Menurutnya, STPN bukan hanya tempat menuntut ilmu, melainkan juga wadah pembentukan karakter, kepemimpinan, serta wujud pengabdian kepada bangsa. Ia menekankan, insan pertanahan dan tata ruang tidak hanya bertugas membagikan sertipikat, melainkan juga harus menjunjung integritas dan karakter kuat dalam melayani masyarakat.
“Selain menguasai aspek teknis dan hukum pertanahan, taruna juga perlu memahami filosofi, nilai keadilan, serta tanggung jawab moral dalam mengelola sumber daya agraria. Sebagai calon profesional dan pemimpin, kalian dituntut memiliki kompetensi, integritas, dan keberpihakan pada rakyat,” ujar Ossy.

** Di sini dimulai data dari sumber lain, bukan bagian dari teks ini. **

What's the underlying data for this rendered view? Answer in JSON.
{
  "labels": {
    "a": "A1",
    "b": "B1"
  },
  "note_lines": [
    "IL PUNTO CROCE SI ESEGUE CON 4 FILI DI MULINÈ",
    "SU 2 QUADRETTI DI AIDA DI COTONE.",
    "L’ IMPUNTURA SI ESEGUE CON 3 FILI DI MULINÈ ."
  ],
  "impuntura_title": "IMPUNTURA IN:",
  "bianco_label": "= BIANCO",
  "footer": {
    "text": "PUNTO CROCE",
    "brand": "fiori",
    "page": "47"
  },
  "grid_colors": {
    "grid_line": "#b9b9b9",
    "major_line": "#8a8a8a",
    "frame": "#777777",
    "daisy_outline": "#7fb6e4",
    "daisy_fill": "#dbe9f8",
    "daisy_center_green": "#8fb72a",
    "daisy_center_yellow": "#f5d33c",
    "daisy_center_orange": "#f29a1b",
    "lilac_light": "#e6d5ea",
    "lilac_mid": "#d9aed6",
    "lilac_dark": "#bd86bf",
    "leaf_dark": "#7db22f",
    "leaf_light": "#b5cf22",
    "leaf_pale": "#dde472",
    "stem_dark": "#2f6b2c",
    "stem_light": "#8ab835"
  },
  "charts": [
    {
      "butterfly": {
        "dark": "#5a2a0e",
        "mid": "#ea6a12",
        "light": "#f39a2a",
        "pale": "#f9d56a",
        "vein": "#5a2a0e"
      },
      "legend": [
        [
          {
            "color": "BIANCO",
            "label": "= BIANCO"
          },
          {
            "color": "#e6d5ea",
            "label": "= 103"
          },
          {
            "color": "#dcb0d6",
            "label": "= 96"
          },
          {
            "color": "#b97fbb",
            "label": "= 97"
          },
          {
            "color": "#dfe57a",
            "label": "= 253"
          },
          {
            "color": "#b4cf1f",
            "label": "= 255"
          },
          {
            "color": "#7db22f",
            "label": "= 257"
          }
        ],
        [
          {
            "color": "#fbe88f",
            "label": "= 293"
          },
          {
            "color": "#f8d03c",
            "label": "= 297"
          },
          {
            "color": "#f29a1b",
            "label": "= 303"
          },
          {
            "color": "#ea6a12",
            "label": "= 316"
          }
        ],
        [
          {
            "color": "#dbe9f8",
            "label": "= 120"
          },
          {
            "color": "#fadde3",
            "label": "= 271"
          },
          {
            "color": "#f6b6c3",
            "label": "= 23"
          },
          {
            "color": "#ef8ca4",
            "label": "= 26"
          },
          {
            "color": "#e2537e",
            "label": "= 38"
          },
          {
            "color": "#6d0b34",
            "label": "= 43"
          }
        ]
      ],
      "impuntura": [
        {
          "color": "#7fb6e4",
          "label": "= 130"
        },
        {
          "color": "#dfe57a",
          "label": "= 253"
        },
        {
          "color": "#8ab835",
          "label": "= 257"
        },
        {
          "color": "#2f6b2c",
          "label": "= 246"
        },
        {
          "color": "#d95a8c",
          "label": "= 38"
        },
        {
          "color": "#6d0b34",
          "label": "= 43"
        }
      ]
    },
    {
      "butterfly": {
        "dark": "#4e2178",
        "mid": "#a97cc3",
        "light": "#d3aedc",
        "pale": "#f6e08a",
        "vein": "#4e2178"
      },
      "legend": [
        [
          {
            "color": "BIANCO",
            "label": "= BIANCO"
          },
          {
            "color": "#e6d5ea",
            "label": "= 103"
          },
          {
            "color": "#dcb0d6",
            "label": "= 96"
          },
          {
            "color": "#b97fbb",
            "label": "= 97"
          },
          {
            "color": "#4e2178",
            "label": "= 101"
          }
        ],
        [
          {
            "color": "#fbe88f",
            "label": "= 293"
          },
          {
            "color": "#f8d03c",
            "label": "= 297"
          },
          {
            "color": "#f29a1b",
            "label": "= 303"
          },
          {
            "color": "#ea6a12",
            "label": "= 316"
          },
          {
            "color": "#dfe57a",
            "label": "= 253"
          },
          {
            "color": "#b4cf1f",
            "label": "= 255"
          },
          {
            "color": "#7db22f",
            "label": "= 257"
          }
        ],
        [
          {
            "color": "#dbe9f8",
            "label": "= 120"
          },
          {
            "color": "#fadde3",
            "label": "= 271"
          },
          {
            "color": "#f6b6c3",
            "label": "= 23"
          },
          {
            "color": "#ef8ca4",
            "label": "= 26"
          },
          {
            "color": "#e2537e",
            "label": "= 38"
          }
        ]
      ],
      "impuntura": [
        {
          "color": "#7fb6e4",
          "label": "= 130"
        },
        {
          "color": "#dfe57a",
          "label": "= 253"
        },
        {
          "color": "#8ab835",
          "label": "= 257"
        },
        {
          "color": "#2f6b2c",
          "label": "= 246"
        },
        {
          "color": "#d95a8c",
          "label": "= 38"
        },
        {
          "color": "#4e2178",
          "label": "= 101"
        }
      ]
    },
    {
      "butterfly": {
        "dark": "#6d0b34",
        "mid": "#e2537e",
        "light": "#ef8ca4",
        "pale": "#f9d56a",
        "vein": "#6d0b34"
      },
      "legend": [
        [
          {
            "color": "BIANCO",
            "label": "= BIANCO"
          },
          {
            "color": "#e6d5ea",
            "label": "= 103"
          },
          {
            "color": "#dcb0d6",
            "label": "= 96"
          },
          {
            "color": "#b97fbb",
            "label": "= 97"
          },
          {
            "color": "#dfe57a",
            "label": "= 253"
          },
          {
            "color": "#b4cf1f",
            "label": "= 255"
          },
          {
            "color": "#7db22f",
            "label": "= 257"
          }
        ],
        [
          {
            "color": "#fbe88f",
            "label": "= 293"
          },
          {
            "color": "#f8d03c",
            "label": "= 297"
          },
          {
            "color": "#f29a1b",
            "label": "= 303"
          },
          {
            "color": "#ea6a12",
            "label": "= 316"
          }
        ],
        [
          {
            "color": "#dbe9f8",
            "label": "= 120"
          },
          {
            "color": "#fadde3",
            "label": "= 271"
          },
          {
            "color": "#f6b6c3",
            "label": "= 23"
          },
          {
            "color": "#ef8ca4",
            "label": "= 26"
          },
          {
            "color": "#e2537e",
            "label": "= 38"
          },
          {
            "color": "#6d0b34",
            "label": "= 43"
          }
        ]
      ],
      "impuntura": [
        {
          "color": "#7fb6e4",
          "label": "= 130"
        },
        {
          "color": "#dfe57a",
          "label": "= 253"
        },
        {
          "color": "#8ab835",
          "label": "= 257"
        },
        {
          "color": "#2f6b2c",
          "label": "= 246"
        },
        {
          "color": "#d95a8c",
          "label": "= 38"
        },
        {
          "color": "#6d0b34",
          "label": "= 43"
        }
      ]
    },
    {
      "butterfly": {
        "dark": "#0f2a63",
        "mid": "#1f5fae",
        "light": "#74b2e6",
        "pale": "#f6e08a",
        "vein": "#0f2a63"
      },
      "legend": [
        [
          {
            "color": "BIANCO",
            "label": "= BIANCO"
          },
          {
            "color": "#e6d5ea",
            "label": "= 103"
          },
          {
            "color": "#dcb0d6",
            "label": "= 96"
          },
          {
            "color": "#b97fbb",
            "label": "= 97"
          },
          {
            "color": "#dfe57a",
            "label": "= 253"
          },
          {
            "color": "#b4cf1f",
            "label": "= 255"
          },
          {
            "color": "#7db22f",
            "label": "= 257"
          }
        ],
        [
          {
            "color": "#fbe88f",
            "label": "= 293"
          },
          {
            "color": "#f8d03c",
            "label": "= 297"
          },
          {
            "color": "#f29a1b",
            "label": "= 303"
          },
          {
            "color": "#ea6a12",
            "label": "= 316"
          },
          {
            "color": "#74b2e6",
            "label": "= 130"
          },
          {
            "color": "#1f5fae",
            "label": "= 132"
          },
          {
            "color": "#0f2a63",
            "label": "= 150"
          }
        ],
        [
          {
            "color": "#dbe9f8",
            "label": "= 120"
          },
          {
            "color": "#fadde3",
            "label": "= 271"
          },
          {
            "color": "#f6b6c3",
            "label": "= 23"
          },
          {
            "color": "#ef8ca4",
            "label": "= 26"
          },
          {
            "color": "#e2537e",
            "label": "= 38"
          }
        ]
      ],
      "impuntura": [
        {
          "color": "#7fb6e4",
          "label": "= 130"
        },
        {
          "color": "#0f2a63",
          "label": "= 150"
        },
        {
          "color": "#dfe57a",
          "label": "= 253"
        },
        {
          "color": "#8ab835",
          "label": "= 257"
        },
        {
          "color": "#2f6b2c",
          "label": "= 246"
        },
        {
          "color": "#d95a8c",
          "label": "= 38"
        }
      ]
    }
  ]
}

Ia berpesan tiga nilai utama untuk dipegang teguh taruna STPN:
Integritas – fondasi utama agar ilmu tidak disalahgunakan, termasuk kejujuran, amanah, dan kesetiaan kepada rakyat.
Profesionalisme – kemampuan teknis, akademik, penguasaan teknologi, hukum, dan tata ruang, sekaligus profesional dalam bertugas demi membangun kepercayaan masyarakat.
Empati – sebagai penyeimbang, agar keputusan yang diambil selalu bijak, manusiawi, dan bermanfaat bagi masyarakat.
“Integritas dan profesionalisme tanpa empati akan kering. Empati membuat ilmu kita hidup dan bermakna,” pungkasnya.